Expanding and rearranging this equation, we obtain a quadratic equation:

$$\begin{array}{rl}{a}^2+\frac{4}{81}-\frac{5}{9}a& =0\end{array}$$

Solving this quadratic equation, we find that $a$ can be either $\frac{1}{9}$ or $\frac{4}{9}$.

Similarly, for $b$, we have:

$$\begin{array}{rl}P(X=1,Y=1)& =P(X=1)\cdot P(Y=1)\\ b& =(\frac{2}{9}+b{)}^2\end{array}$$

This simplifies to the same quadratic equation as for $a$, yielding the solutions $b=\frac{1}{9}$ or $b=\frac{4}{9}$.

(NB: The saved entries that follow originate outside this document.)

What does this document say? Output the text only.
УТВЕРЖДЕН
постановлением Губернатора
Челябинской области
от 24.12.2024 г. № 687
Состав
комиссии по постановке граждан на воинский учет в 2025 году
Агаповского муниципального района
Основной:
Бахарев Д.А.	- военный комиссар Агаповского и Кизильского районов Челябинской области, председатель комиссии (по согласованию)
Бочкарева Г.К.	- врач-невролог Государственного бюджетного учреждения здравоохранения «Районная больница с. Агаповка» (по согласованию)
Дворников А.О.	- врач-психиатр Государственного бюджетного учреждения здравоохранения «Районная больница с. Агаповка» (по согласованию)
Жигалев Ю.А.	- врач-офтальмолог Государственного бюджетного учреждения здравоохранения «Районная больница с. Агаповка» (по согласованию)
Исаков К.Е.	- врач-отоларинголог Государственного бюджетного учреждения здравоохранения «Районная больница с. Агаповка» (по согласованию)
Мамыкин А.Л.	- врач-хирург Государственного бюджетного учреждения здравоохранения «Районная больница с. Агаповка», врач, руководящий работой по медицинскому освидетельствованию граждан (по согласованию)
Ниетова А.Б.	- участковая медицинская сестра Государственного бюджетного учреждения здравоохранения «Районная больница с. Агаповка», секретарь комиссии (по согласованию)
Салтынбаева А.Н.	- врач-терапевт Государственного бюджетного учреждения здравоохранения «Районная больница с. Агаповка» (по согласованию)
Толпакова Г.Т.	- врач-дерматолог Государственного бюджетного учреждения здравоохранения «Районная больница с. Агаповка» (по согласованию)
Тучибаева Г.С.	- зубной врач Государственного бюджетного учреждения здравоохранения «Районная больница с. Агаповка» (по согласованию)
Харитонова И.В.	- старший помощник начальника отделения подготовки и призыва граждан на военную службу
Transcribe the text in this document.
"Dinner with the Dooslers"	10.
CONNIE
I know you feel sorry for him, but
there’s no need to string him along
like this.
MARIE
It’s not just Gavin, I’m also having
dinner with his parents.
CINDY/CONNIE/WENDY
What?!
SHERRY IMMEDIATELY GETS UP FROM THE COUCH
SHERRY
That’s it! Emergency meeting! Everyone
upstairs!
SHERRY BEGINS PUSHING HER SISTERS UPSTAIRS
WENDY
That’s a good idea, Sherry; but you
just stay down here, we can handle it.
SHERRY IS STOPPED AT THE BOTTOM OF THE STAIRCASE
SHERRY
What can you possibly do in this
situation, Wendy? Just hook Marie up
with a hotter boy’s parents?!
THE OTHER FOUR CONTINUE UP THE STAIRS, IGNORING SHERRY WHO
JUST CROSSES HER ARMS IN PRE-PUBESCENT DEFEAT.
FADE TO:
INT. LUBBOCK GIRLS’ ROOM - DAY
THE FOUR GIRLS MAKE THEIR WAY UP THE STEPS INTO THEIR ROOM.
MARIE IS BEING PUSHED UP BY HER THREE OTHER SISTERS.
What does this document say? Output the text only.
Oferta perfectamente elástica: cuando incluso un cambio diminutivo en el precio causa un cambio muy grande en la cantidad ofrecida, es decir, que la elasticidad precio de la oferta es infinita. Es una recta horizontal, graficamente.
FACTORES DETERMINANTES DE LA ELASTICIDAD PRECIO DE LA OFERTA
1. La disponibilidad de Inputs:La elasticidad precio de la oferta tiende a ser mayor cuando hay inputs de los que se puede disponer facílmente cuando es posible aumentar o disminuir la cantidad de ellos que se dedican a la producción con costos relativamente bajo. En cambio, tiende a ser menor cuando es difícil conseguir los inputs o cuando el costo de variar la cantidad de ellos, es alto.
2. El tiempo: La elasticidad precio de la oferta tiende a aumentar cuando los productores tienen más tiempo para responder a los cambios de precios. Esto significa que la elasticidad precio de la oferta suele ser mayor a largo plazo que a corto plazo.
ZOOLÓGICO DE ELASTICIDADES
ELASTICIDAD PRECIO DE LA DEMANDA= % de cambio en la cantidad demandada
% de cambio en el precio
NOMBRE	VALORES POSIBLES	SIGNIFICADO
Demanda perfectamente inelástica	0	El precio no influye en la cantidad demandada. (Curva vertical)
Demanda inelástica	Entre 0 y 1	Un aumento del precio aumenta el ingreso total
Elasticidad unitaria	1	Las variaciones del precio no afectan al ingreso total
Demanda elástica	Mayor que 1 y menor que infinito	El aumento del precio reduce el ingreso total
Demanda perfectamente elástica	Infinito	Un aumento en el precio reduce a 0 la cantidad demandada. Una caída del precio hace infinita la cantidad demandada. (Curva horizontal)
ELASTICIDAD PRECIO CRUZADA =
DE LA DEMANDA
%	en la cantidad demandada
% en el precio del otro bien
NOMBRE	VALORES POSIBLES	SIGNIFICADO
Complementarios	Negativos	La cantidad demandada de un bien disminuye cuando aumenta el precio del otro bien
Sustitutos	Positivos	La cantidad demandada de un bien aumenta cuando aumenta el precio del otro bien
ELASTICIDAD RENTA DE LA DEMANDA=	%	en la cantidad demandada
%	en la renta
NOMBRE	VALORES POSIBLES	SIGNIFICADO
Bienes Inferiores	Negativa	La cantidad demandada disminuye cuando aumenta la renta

Considering all possible combinations of $a$ and $b$, we find the following two viable pairs that satisfy the independence requirement:

• $a=\frac{1}{9},b=\frac{4}{9}$
• $a=\frac{4}{9},b=\frac{1}{9}$

These pairs represent the solutions under the assumption of independence between $X$ and $Y$.